The Long View: What are the Opportunities this Time Has Presented?
Now is an opportunity for schools to move, in the long-term, towards mastery-based grading. Going back to normal isn’t likely for schools around the world, given that many of them are discussing the real potential for remote learning in the fall. As such, they can take this as a chance to re-center their school to focus on learning rather than on sorting and ranking. Mastery-based learning also allows students to take different pathways to the same outcomes, and thus maximizes equity. A competency-based approach is far more resilient and flexible an approach than traditional grades, which is a feature to consider given there is a high likelihood we may be facing uncertain conditions in this next school year and beyond.

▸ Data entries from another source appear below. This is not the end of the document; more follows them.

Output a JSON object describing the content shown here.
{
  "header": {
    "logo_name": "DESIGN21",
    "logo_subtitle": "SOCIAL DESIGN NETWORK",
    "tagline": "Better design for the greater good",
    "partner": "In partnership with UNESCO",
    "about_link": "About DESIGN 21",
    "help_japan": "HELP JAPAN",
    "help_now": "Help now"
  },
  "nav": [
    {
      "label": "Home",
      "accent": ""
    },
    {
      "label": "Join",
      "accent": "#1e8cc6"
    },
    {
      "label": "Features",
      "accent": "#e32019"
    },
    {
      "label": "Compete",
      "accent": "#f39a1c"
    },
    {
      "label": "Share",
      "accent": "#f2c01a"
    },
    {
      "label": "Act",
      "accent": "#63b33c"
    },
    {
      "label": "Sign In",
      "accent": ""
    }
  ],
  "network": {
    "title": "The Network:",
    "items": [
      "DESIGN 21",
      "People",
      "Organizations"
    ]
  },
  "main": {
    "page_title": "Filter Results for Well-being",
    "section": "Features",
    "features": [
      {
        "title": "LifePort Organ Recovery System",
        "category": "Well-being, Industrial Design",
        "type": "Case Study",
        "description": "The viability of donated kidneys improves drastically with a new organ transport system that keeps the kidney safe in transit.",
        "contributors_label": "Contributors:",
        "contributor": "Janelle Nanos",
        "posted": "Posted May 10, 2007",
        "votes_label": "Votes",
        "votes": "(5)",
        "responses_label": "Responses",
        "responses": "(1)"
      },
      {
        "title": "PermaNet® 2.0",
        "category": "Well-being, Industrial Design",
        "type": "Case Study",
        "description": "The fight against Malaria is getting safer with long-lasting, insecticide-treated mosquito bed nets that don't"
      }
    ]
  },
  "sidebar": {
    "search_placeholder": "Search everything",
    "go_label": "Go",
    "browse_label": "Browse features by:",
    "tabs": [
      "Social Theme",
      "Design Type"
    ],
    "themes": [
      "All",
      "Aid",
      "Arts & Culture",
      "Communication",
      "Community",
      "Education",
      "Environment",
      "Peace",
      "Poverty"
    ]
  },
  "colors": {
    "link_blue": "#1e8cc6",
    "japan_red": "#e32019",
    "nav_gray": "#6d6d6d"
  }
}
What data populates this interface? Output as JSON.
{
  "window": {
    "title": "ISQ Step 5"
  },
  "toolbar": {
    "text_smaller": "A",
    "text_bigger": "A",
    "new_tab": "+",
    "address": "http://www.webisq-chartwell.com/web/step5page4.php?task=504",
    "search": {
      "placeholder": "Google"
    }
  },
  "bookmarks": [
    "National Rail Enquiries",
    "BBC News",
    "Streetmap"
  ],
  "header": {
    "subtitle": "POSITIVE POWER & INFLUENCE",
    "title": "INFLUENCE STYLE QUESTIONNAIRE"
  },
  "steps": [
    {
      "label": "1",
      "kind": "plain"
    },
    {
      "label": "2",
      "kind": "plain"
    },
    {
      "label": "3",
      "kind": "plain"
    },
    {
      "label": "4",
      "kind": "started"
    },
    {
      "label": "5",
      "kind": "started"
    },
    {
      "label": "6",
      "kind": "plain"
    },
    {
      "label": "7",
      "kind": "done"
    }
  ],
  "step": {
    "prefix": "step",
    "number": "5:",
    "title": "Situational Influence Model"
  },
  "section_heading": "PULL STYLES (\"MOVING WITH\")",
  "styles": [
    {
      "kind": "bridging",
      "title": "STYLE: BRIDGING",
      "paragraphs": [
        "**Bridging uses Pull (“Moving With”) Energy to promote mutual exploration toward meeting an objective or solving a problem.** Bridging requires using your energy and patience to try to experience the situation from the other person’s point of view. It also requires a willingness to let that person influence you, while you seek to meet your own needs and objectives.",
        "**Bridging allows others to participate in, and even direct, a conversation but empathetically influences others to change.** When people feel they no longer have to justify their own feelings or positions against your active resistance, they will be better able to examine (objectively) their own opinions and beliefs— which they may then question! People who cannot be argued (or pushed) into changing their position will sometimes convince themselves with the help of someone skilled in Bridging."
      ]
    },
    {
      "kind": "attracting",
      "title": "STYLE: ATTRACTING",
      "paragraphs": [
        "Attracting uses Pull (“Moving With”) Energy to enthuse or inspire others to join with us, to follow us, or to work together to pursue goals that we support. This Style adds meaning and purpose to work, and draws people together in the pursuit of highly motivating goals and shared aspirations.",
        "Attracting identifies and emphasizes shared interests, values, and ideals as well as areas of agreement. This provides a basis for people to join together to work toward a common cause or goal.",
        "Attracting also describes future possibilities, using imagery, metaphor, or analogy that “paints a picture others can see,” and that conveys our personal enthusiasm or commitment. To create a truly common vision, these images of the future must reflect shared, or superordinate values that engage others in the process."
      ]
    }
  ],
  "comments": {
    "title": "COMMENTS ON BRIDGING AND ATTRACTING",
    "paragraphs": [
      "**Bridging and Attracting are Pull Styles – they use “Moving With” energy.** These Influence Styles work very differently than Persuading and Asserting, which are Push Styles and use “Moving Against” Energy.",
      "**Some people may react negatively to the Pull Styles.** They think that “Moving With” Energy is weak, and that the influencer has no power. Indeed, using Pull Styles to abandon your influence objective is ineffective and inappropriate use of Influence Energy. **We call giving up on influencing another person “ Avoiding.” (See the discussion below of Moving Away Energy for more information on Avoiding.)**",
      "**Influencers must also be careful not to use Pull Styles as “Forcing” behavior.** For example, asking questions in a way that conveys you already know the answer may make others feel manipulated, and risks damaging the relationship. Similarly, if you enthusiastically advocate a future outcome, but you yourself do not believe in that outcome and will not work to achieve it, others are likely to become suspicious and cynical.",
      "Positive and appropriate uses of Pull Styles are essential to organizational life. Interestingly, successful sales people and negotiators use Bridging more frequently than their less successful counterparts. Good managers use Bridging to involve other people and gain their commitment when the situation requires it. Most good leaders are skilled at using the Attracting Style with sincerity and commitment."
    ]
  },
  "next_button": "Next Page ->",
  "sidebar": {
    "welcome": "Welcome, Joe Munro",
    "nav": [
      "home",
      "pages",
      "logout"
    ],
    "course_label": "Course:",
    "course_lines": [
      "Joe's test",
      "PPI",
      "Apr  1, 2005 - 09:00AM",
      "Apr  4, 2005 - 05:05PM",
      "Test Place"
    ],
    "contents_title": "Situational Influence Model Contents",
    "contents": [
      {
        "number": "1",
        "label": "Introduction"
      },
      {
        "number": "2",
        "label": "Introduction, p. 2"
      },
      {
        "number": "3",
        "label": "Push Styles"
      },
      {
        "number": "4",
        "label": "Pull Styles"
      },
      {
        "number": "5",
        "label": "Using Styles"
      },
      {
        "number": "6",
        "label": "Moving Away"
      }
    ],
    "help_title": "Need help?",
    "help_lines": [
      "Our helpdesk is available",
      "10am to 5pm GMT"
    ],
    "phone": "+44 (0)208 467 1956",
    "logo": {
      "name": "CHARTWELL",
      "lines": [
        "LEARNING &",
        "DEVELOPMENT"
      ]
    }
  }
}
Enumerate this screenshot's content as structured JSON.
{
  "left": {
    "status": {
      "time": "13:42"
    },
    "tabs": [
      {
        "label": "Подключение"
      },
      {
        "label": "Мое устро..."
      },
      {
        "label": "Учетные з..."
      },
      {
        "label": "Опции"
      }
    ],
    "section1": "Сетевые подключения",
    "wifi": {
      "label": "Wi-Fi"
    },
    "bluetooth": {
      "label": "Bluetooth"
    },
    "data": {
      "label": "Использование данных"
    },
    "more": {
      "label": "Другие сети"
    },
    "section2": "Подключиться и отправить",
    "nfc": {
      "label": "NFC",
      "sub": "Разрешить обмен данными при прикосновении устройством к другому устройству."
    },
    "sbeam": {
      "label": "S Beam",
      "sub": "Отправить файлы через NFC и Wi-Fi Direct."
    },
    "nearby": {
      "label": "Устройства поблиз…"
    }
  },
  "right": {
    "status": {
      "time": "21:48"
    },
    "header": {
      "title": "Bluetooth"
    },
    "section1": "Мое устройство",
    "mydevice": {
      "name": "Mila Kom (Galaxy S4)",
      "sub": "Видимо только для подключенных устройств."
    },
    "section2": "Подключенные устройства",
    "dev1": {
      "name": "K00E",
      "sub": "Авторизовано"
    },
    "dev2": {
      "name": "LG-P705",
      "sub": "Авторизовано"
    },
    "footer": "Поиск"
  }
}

Although this sudden shift to online learning has been difficult, there are positives that have emerged for schools as they have transitioned. Many faculty are having more one-on-one experiences with their students and are getting to know them better than they did in the classroom. Many students are building skills in independently managing their schedules and workloads. Others are working on online distributed team-based projects that are fostering the skills students will some day use in careers with global colleagues. Finally, some schools have started regularly surveying their faculty and students on what is going well (and not), and plan to continue this type of feedback gathering even when they return back to the building.
Schools may have to contend with distance learning as part of an ongoing model, whether that be due to a new set of school shutdowns in the fall or because parents actually prefer it over the traditional classroom. Thus, the grading conversation is not a short-term one just for the next few months. It will continue to rear its head, and moving to an alternative assessment model will better allow a school to weather these shifts.